Proposed Amendments to Form N-1A
New disclosures in an ETF’s prospectus and annual reports would include (a) returns based on share market price; (b) the number of trading days that shares trade at a premium or discount; and (c) performance comparison to the ETF’s underlying index rather than a benchmark index, for index-based ETFs. ETFs with creation units of 25,000 or more shares could omit certain disclosures, such as information on how to buy and redeem shares from the ETF, and fees and expenses for purchases or sales of creation units (currently included in the prospectus fee table and periodic reports). Open-end ETFs would have to comply with the prospectus summary section disclosures proposed by the SEC in its Enhanced Disclosure Proposing Release, if adopted.

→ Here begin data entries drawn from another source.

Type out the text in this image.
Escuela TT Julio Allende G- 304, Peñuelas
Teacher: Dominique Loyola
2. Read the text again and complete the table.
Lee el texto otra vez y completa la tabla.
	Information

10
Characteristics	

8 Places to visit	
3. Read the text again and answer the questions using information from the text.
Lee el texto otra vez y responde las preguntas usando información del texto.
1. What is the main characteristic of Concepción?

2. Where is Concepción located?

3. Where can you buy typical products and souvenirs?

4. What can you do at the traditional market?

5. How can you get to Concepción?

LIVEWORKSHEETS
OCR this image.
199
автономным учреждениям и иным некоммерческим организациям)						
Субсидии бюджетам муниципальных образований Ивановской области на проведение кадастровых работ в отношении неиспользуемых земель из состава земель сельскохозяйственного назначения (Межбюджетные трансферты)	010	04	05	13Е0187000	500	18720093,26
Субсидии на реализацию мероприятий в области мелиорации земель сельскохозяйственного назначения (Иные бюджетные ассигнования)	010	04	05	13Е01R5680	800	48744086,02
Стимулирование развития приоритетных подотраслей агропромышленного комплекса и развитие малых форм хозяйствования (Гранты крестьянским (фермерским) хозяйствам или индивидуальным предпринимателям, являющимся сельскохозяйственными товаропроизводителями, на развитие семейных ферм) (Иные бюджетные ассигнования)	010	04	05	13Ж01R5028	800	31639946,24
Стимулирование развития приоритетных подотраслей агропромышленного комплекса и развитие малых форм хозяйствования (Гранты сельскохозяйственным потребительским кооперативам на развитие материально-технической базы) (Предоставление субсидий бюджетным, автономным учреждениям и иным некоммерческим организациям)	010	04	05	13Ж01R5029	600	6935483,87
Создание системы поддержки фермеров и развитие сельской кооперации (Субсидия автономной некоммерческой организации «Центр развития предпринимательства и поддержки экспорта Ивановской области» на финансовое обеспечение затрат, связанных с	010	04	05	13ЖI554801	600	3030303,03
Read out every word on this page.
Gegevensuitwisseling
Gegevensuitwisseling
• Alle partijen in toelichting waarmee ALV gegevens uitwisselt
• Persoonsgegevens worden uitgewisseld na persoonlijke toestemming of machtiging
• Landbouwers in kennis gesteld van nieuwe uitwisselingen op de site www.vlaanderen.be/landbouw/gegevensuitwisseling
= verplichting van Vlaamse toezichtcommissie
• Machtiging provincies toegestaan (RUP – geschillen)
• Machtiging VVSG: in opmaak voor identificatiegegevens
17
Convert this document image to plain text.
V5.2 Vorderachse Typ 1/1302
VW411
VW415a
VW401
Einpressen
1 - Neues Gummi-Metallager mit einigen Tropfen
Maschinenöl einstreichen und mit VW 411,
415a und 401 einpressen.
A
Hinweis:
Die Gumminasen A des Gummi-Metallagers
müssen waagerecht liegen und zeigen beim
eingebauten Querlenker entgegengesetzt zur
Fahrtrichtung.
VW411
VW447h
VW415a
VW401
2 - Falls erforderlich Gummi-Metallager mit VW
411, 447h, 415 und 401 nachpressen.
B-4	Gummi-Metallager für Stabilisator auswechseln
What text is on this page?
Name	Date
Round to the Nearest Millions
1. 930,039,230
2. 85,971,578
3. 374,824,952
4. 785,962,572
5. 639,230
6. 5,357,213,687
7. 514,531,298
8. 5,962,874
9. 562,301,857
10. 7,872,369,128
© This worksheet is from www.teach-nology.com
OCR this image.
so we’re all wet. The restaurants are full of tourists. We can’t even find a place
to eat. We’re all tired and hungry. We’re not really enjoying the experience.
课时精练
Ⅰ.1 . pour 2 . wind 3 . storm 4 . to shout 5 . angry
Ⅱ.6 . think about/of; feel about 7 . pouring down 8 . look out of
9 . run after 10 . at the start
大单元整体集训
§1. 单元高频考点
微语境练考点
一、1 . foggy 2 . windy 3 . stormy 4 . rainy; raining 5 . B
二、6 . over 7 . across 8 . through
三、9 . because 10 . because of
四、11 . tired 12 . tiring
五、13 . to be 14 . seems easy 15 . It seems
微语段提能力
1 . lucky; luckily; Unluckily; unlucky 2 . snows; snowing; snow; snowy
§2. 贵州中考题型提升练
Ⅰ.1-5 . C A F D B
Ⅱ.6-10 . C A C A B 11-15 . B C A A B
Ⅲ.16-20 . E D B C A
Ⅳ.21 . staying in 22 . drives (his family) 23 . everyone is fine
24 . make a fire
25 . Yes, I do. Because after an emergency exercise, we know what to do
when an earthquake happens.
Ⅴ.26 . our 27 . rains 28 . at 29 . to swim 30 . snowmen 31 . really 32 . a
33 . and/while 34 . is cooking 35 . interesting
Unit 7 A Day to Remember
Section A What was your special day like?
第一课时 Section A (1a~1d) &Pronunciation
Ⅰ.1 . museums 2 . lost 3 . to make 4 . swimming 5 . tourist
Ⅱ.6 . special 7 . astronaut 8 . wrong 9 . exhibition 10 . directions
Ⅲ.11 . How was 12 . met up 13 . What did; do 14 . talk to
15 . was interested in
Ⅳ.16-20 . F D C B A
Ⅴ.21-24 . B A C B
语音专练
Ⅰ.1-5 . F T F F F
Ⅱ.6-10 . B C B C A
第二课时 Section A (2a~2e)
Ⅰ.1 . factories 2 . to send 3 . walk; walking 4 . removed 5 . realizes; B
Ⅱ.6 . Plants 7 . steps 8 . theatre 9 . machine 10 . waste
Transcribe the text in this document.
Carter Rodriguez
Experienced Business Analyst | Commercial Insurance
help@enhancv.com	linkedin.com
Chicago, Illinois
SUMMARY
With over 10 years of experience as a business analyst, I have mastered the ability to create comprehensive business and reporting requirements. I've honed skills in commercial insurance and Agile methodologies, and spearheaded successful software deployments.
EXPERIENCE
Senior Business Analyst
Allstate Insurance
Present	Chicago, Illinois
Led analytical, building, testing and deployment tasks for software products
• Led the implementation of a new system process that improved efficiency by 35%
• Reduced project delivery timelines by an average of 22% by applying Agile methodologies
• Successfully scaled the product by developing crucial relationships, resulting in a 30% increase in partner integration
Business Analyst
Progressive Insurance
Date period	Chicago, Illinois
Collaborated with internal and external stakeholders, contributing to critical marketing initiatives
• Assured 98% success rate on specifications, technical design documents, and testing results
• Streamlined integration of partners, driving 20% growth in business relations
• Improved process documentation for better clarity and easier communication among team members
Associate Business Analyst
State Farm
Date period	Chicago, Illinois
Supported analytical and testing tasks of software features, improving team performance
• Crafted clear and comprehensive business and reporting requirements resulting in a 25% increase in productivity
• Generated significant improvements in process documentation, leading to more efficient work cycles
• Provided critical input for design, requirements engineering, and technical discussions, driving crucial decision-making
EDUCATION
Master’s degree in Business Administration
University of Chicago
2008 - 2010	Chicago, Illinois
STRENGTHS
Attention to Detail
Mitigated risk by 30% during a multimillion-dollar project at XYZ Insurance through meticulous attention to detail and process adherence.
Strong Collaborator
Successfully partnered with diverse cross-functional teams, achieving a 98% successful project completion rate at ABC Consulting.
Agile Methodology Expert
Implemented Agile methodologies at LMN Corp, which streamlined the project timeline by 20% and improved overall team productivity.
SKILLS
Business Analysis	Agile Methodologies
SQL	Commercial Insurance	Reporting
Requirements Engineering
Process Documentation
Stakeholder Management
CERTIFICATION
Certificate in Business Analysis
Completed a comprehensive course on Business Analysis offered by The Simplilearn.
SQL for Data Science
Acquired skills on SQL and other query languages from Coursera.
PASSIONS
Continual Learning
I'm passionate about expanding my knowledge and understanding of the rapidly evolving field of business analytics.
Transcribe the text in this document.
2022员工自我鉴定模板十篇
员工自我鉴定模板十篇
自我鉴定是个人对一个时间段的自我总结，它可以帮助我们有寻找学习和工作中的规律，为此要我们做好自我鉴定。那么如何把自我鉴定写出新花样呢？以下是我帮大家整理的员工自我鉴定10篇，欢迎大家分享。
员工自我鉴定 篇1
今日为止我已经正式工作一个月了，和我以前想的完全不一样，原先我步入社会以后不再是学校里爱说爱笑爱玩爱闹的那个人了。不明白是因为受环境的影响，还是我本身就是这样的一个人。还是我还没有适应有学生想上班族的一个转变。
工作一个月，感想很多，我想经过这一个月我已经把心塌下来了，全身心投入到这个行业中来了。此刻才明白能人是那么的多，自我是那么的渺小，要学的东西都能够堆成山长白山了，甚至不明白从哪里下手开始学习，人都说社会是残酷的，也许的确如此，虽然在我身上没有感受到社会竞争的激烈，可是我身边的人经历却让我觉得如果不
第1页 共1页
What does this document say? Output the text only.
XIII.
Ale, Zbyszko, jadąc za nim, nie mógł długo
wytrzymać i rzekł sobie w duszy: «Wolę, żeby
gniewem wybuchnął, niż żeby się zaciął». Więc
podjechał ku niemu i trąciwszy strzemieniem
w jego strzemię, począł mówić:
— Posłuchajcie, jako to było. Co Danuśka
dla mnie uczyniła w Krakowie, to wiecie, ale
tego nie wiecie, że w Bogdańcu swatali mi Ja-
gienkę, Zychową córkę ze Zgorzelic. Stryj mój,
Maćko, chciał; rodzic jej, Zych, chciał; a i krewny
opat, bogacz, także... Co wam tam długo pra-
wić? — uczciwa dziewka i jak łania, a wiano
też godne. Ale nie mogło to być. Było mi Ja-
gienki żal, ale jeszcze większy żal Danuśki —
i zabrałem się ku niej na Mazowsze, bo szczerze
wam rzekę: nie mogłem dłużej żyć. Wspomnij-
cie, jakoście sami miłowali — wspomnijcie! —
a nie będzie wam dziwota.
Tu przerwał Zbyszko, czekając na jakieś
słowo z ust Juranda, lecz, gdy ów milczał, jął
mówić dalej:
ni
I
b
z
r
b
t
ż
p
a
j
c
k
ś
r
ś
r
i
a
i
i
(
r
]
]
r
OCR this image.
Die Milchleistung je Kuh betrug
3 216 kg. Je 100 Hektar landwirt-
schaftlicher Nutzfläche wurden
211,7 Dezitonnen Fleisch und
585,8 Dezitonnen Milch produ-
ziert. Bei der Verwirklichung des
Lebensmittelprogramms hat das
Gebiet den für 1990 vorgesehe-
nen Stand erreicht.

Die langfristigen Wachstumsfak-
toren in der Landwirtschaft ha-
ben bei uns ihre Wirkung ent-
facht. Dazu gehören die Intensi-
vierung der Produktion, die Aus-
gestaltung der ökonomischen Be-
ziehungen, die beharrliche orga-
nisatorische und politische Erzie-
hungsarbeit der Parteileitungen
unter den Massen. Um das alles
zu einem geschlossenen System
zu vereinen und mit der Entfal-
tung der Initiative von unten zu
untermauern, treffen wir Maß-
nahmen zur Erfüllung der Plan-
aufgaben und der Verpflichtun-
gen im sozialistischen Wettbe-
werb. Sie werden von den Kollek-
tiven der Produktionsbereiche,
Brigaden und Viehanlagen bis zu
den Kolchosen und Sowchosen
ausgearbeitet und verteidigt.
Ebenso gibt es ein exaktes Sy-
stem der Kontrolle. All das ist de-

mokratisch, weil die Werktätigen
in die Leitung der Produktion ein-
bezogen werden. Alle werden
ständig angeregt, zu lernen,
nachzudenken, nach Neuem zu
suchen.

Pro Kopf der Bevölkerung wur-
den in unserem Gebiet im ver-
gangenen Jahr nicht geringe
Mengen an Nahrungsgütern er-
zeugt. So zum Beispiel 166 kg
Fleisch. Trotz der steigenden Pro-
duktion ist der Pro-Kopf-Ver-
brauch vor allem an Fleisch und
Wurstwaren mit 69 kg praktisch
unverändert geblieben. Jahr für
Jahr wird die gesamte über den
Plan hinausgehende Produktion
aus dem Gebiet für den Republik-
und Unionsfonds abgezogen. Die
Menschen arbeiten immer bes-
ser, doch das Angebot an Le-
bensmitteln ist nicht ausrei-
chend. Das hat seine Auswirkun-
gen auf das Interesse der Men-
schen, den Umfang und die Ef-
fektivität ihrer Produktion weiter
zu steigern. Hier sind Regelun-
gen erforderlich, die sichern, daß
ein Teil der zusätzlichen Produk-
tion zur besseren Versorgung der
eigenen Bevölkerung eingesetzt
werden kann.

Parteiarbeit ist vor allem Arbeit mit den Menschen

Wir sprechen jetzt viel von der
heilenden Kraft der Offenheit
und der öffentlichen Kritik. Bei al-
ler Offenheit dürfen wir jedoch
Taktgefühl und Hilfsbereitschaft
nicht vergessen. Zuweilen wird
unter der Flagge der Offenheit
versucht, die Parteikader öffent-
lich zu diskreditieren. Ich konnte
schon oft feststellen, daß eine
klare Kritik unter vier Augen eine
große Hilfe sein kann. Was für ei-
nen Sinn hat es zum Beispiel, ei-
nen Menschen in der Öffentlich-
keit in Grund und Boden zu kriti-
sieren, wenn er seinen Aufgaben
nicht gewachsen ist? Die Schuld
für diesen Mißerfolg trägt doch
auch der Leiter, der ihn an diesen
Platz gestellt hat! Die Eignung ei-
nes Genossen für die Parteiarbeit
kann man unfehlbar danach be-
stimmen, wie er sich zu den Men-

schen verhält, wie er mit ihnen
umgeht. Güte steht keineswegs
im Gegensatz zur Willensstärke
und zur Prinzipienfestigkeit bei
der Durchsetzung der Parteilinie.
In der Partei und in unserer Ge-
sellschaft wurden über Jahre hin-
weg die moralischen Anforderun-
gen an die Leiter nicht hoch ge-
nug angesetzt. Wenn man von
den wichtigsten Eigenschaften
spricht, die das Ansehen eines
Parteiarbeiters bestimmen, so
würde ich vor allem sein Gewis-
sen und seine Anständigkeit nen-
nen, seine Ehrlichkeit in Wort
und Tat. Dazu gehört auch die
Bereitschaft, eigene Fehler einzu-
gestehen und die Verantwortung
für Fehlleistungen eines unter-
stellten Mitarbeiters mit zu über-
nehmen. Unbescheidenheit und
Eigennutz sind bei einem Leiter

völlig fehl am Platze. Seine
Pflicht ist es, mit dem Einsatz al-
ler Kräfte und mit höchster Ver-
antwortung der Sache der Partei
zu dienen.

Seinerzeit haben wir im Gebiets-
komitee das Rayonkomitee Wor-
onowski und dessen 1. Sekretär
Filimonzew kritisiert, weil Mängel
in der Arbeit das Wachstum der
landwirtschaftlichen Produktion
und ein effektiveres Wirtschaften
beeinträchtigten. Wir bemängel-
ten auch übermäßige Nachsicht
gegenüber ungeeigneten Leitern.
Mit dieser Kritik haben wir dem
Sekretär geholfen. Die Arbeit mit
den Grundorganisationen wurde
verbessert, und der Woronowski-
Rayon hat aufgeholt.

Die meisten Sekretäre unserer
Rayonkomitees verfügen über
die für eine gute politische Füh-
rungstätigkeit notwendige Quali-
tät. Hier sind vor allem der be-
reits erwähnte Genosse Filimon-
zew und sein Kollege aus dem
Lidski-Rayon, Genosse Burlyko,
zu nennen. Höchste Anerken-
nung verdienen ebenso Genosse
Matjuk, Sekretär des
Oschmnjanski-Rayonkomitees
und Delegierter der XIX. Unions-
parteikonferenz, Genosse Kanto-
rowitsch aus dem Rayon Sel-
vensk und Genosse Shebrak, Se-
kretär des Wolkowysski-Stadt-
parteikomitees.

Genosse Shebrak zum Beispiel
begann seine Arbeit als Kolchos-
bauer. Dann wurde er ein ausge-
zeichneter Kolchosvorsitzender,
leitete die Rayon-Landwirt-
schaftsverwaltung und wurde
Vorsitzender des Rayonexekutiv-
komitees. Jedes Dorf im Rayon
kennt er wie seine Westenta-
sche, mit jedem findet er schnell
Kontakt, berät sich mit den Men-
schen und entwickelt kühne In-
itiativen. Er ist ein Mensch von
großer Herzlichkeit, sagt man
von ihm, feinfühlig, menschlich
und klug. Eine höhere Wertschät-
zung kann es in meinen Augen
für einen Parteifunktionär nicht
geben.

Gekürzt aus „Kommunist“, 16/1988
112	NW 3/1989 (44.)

Proposed Rule 12d1-4: The “ETF Fund of Funds Rule”
Proposed rule 12d1-4 permits fund investments in ETFs beyond the limits of section 12(d)(1) if: (a) the acquiring fund (and any entity in a control relationship with the acquiring fund) does not control the ETF; (b) the acquiring fund does not redeem certain shares acquired in reliance on the proposed rule (the shares must be sold in secondary market transactions); (c) the fees charged by the acquiring fund do not exceed the FINRA sales charge limits; and (d) the acquired ETF is not itself a fund of funds (three-tier fund structures are prohibited).

Amendments to Rule 12d1-2
Rule 12d1-2 permits affiliated funds of funds to acquire securities issued by other unaffiliated investment companies, as well as securities (other than securities issued by an investment company). Proposed amendments to rule 12d1-2 would allow acquiring funds that invest in affiliated funds in reliance on section 12(d)(1)(G) to invest in unaffiliated ETFs beyond the statutory limitations as long as the funds comply with the conditions of proposed rule 12d1-4. Other proposed amendments to rule 12d1-2 would permit funds relying on section 12(d)(1)(G) to invest in, among other things, real estate, futures contracts, and other financial instruments that do not qualify as a security under the 1940 Act.

Comment Period
Comments on the proposed rules and amendments should be provided on or before May 19, 2008.